Nas últimas duas décadas, ao entrevistar homens e mulheres
da classe média da cidade do Rio de Janeiro, tenho sido constantemente
surpreendida pela frequência com que a categoria "o corpo" está
presente no discurso dos meus pesquisados.
Quando apresentadas à questão: "O que você mais inveja
em outras mulheres?", a respostas mais comuns das mulheres foi: beleza,
corpo, juventude, magreza e sensualidade. Quando os homens responderam o que
mais invejam em outros homens, as respostas foram: inteligência, situação
financeira, beleza e corpo.
Em outra questão, perguntei às mulheres: "O que mais te
atrai em um homem?". Obtive como resposta: inteligência e corpo. Quando
perguntei aos homens: "O que mais te atrai em uma mulher?",
encontrei: beleza e corpo. O corpo apareceu ainda com maior destaque quando
perguntei às mulheres: "O que mais te atrai sexualmente em um homem?"

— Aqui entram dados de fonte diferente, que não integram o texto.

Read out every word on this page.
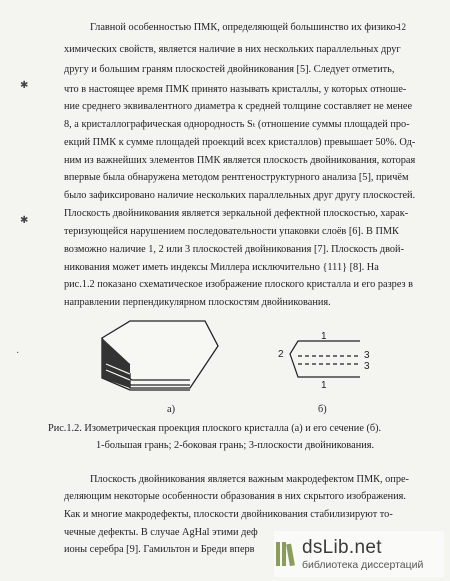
12
✱
✱
·
Главной особенностью ПМК, определяющей большинство их физико-
химических свойств, является наличие в них нескольких параллельных друг
другу и большим граням плоскостей двойникования [5]. Следует отметить,
что в настоящее время ПМК принято называть кристаллы, у которых отноше-
ние среднего эквивалентного диаметра к средней толщине составляет не менее
8, а кристаллографическая однородность Sₜ (отношение суммы площадей про-
екций ПМК к сумме площадей проекций всех кристаллов) превышает 50%. Од-
ним из важнейших элементов ПМК является плоскость двойникования, которая
впервые была обнаружена методом рентгеноструктурного анализа [5], причём
было зафиксировано наличие нескольких параллельных друг другу плоскостей.
Плоскость двойникования является зеркальной дефектной плоскостью, харак-
теризующейся нарушением последовательности упаковки слоёв [6]. В ПМК
возможно наличие 1, 2 или 3 плоскостей двойникования [7]. Плоскость двой-
никования может иметь индексы Миллера исключительно {111} [8]. На
рис.1.2 показано схематическое изображение плоского кристалла и его разрез в
направлении перпендикулярном плоскостям двойникования.
1
2	3
3
1
а)	б)
Рис.1.2. Изометрическая проекция плоского кристалла (а) и его сечение (б).
1-большая грань; 2-боковая грань; 3-плоскости двойникования.
Плоскость двойникования является важным макродефектом ПМК, опре-
деляющим некоторые особенности образования в них скрытого изображения.
Как и многие макродефекты, плоскости двойникования стабилизируют то-
чечные дефекты. В случае AgHal этими деф
ионы серебра [9]. Гамильтон и Бреди вперв dsLib.net
библиотека диссертаций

As respostas foram: tórax e corpo. Também perguntei para os homens: "O que
mais te atrai sexualmente em uma mulher?" Tive como resposta: bunda e
corpo.
O corpo é um valor em si, que simultaneamente identifica o
indivíduo com um grupo e o distingue dos demais.
É interessante a recorrência do corpo como um objeto de
desejo, algo que é admirado não apenas pelas mulheres, mas também, de forma
expressiva, pelos homens.
Em outra questão da pesquisa, convidei os participantes a
dizer como, hipoteticamente, eles se descreveriam em um anúncio buscando um
parceiro amoroso e como eles descreveriam o parceiro que estariam procurando.

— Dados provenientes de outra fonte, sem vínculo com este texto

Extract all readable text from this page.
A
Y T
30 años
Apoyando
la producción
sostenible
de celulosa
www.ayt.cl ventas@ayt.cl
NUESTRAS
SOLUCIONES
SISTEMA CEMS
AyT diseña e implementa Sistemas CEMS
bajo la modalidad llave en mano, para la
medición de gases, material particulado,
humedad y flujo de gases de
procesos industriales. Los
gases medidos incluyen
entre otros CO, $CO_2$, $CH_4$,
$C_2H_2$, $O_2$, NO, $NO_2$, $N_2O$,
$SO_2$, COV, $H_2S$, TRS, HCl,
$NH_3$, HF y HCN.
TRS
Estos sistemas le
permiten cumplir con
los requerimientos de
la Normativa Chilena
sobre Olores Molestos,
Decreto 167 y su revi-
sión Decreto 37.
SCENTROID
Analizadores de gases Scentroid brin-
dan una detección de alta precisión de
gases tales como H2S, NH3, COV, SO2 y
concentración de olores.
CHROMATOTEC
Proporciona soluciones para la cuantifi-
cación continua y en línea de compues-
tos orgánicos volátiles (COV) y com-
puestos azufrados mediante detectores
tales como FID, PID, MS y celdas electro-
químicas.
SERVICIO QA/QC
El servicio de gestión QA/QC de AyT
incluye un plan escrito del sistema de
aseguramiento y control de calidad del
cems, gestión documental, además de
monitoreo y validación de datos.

Em suas respostas, o corpo veio acompanhado de palavras como: esculpido, bem
definido, atlético, forte, trabalhado, saudável, bonito, atraente, sexy,
gostoso, entre outros inúmeros adjetivos.
Alguns exemplos dos anúncios dos pesquisados podem ilustrar
melhor o que encontrei nas respostas:
Sou magra, jovem, cabelos longos e lisos, bonita. E também
muito sexy!
Procuro um homem de corpo sarado, muito masculino e
romântico!
Sou alto, moreno, forte, bem-dotado, inteligente e rico.
Procuro uma mulher loira de cabelo longo, cintura fina,
seios firmes e bumbum bonito, de corpo lindo e muito gostosa.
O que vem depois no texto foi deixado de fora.